The agreement, announced June 10, 2026, builds on a relationship that began with Meta's $5.7 billion investment in Reliance's Jio Platforms in 2020 and continued with a $100 million joint venture in 2025 focused on enterprise AI solutions. Reliance will design, construct, and operate the Jamnagar site, which is scheduled for completion within two years and includes expansion options. The facility will run on renewable energy and use desalinated seawater for cooling, with Meta covering the full cost of energy and water for its operations.
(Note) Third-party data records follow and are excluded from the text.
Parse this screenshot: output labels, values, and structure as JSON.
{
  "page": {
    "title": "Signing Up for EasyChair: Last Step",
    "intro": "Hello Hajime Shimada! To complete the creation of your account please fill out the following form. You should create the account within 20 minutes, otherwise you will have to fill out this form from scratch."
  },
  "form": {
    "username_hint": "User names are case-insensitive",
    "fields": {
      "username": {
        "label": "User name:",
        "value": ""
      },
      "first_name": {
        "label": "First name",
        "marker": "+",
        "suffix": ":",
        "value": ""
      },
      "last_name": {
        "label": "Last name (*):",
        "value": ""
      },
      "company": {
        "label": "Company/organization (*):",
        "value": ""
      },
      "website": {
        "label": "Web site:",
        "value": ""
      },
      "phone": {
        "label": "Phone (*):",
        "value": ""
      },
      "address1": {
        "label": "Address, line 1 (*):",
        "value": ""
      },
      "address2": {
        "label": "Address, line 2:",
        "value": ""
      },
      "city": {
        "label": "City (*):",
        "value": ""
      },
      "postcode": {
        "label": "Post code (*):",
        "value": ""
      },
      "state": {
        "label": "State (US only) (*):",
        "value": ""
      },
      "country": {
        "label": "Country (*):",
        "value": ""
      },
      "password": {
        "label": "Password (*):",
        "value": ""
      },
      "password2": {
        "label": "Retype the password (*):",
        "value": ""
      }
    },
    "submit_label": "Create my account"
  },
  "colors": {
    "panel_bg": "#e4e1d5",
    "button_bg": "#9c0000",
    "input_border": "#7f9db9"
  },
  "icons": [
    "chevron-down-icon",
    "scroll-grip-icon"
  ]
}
India's data center capacity has grown from roughly 375 megawatts in 2020 to about 1.5 gigawatts in 2025, according to government figures cited by TechCrunch. Industry projections vary: some estimates point to more than 8 gigawatts by 2030, while Nomura forecasts 7 gigawatts. The Indian government offers tax exemptions through 2047 for foreign cloud providers serving overseas clients from Indian facilities, a policy referenced in both reports with slightly different phrasing.

Meta separately contracted nearly 1 gigawatt of additional renewable energy capacity in India through CleanMax and Fourth Partner Energy. Other companies including Microsoft, Amazon, Google, OpenAI, Uber, Blackstone-backed AirTrunk, Adani, and Tata Consultancy Services have announced data center or AI infrastructure plans in the country. Neither Meta nor Reliance disclosed the financial value of the Jamnagar lease or the specific AI workloads planned for the site.